Another first day of school means more new students for Mid-Columbia school districts.
The Richland School District welcomed back 12,487 students on Tuesday -- 442 additional students compared with the first day of the 2013-14 school year.
The growth is spread among Richland's elementary and middle schools, said district spokesman Steve Aagaard, with a few central Richland elementary schools seeing as many as 50 to 60 more students.
"We're bursting at the seams, the new school (in south Richland) can't come soon enough," Assistant Superintendent Mike Hansen told the Richland school board Tuesday.
The Pasco School District saw growth but not at the same rapid pace as in recent years. Not all middle school and high school students attended classes Tuesday.

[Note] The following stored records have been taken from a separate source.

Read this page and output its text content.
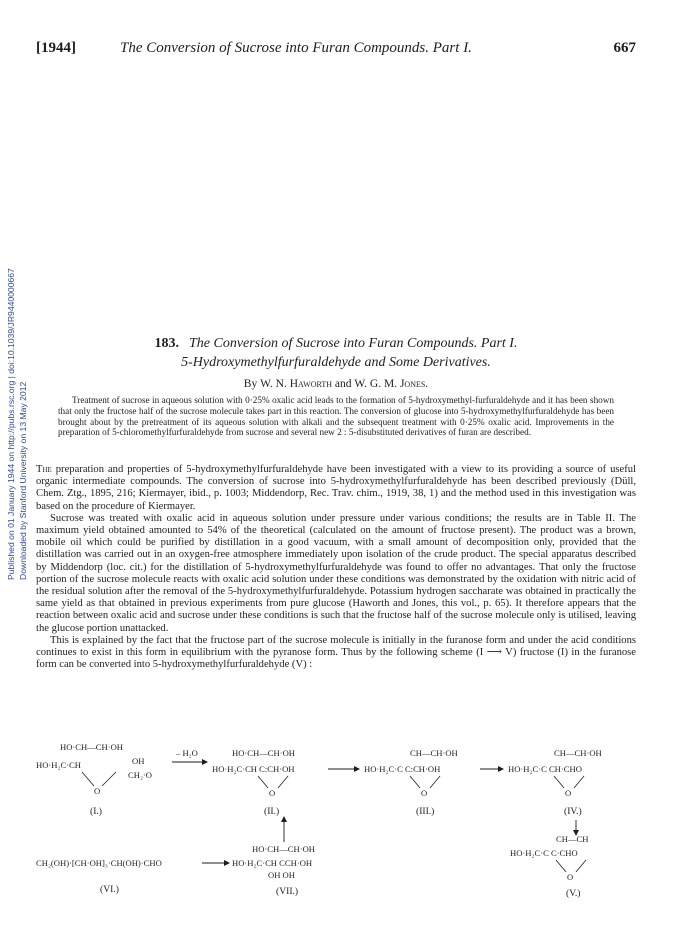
Published on 01 January 1944 on http://pubs.rsc.org | doi:10.1039/JR9440000667 Downloaded by Stanford University on 13 May 2012
[1944]	The Conversion of Sucrose into Furan Compounds. Part I.	667
183. The Conversion of Sucrose into Furan Compounds. Part I.
5-Hydroxymethylfurfuraldehyde and Some Derivatives.
By W. N. Haworth and W. G. M. Jones.
Treatment of sucrose in aqueous solution with 0·25% oxalic acid leads to the formation of 5-hydroxymethyl-furfuraldehyde and it has been shown that only the fructose half of the sucrose molecule takes part in this reaction. The conversion of glucose into 5-hydroxymethylfurfuraldehyde has been brought about by the pretreatment of its aqueous solution with alkali and the subsequent treatment with 0·25% oxalic acid. Improvements in the preparation of 5-chloromethylfurfuraldehyde from sucrose and several new 2 : 5-disubstituted derivatives of furan are described.

The preparation and properties of 5-hydroxymethylfurfuraldehyde have been investigated with a view to its providing a source of useful organic intermediate compounds. The conversion of sucrose into 5-hydroxymethylfurfuraldehyde has been described previously (Düll, Chem. Ztg., 1895, 216; Kiermayer, ibid., p. 1003; Middendorp, Rec. Trav. chim., 1919, 38, 1) and the method used in this investigation was based on the procedure of Kiermayer.

Sucrose was treated with oxalic acid in aqueous solution under pressure under various conditions; the results are in Table II. The maximum yield obtained amounted to 54% of the theoretical (calculated on the amount of fructose present). The product was a brown, mobile oil which could be purified by distillation in a good vacuum, with a small amount of decomposition only, provided that the distillation was carried out in an oxygen-free atmosphere immediately upon isolation of the crude product. The special apparatus described by Middendorp (loc. cit.) for the distillation of 5-hydroxymethylfurfuraldehyde was found to offer no advantages. That only the fructose portion of the sucrose molecule reacts with oxalic acid solution under these conditions was demonstrated by the oxidation with nitric acid of the residual solution after the removal of the 5-hydroxymethylfurfuraldehyde. Potassium hydrogen saccharate was obtained in practically the same yield as that obtained in previous experiments from pure glucose (Haworth and Jones, this vol., p. 65). It therefore appears that the reaction between oxalic acid and sucrose under these conditions is such that the fructose half of the sucrose molecule only is utilised, leaving the glucose portion unattacked.

This is explained by the fact that the fructose part of the sucrose molecule is initially in the furanose form and under the acid conditions continues to exist in this form in equilibrium with the pyranose form. Thus by the following scheme (I ⟶ V) fructose (I) in the furanose form can be converted into 5-hydroxymethylfurfuraldehyde (V) :

HO·CH—CH·OH
HO·H₂C·CH	OH
CH₂·O
O
(I.)
– H₂O	HO·CH—CH·OH
HO·H₂C·CH C:CH·OH
O
(II.)
CH—CH·OH
HO·H₂C·C C:CH·OH
O
(III.)
CH—CH·OH
HO·H₂C·C CH·CHO
O
(IV.)
CH—CH
HO·H₂C·C C·CHO
O
(V.)
CH₂(OH)·[CH·OH]₃·CH(OH)·CHO
(VI.)
HO·CH—CH·OH
HO·H₂C·CH CCH·OH
OH OH
(VII.)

Of the K-6 students and freshmen who attended Tuesday, there were 254 more students than on the first day of classes last fall. That's about half as many new students as the district saw at the same time last year.
"It's just the first day and we'll continue to monitor," said Pasco School District spokeswoman Leslee Caul.
There were about 1,057 new freshmen at Pasco's high schools Tuesday. All high school students will return to school today.
Tuesday's enrollment figures also included 8,094 K-5 Pasco students and 1,212 sixth-graders.
Kennewick school officials did not release student enrollment numbers Tuesday, saying they wouldn't have accurate data until after the Labor Day holiday.
"It's the first day of school and we still have families walking into our school offices to register for school," said Kennewick Superintendent Dave Bond in a release.
However, Kennewick will add 25 teaching positions this fall because of anticipated growth, with most of those new positions at the elementary school level, district officials said. Pasco and Richland are also increasing their personnel to accommodate additional students.
Richland and Pasco also are building schools, thanks to voter-approved bonds, to help ease classroom crowding. The Kennewick School Board will consider this fall a bond that would build three new schools and renovate or rebuild two others if passed by voters.
The districts are also bracing for more growth over the next few weeks. Officials note that some students don't begin attending classes until after the three-day Labor Day weekend.